That can’t be true because there used to be really old women out there for those Eastern European countries.
Gymnast Oksana Chusovitina, who has competed in eight Olympics and is the last active athlete to have represented the Soviet Union, failed to qualify for the Paris Games.
www.espn.com
TASHKENT, Uzbekistan --
Record-breaking 48-year-old gymnast Oksana Chusovitina says an injury has ended her attempt to qualify for what would have been her ninth Olympics.
Chusovitina said in a statement on Instagram that she had been injured while practicing her floor exercise ahead of the Asian championships in her home country of Uzbekistan. That was Chusovitina's last opportunity to qualify for the upcoming Paris Olympics.

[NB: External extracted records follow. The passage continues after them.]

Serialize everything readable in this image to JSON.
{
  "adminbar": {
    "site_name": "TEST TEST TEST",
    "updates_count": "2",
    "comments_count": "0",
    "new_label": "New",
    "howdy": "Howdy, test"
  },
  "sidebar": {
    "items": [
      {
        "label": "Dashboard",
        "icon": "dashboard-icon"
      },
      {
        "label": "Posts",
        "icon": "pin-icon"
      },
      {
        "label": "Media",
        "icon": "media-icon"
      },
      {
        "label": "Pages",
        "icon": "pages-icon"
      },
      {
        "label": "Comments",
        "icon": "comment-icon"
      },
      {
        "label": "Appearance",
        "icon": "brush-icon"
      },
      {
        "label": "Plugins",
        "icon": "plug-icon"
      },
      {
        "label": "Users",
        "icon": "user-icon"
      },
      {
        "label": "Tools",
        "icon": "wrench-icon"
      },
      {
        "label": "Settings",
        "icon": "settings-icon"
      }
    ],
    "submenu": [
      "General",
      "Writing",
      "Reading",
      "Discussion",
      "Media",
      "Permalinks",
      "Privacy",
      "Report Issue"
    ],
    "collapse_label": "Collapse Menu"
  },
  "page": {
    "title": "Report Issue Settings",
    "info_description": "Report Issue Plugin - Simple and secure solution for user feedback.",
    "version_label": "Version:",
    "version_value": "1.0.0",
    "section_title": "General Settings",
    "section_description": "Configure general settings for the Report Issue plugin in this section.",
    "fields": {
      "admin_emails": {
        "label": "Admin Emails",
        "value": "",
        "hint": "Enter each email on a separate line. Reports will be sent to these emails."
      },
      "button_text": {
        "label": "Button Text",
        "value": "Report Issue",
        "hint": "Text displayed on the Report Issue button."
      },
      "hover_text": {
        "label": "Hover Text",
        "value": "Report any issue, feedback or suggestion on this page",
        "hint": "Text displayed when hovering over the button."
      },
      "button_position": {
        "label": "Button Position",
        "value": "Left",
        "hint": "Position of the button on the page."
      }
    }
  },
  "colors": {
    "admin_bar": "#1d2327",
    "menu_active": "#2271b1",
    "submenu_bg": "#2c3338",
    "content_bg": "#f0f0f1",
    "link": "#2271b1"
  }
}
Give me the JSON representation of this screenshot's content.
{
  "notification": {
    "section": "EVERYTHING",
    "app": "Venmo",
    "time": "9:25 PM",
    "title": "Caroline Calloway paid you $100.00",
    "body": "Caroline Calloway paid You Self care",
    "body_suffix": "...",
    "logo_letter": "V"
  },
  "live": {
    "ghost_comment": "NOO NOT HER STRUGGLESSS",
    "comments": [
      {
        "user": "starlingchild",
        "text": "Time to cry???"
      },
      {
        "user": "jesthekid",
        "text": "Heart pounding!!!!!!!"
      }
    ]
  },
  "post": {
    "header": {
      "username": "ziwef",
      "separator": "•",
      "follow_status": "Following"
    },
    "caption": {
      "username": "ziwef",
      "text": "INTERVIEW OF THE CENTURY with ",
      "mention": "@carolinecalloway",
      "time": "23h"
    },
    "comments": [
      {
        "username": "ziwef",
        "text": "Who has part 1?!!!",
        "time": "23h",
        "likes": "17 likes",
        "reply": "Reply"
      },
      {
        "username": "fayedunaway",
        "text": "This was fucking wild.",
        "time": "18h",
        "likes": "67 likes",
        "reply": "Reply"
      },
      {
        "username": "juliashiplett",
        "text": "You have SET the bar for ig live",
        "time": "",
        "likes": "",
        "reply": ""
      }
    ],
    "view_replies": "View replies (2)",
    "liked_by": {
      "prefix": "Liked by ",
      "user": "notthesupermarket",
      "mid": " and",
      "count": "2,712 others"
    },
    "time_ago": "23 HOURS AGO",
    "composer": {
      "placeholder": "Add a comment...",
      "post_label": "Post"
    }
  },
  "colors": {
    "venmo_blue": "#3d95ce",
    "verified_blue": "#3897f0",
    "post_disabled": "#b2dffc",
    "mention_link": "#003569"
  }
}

"I will not be able to take part and I am very upset as I have been preparing for this competition for a long time," Chusovitina said in the statement Thursday. The competition was starting Friday, and Chusovitina said she would be there to support the rest of the Uzbekistan team
Chusovitina's long career is all the more striking in gymnastics, a sport where medalists are often in their teens and elite-level careers rarely last long. She has previously competed alongside gymnasts a third of her age.
Chusovitina won an Olympic gold medal in 1992 with the Unified Team of athletes from post-Soviet nations and a silver in the vault in 2008 representing Germany, where she lived at the time.
She is one of the last remaining active athletes in any sport to have represented the Soviet Union, for which she won world championship gold in 1991 at the age of 16.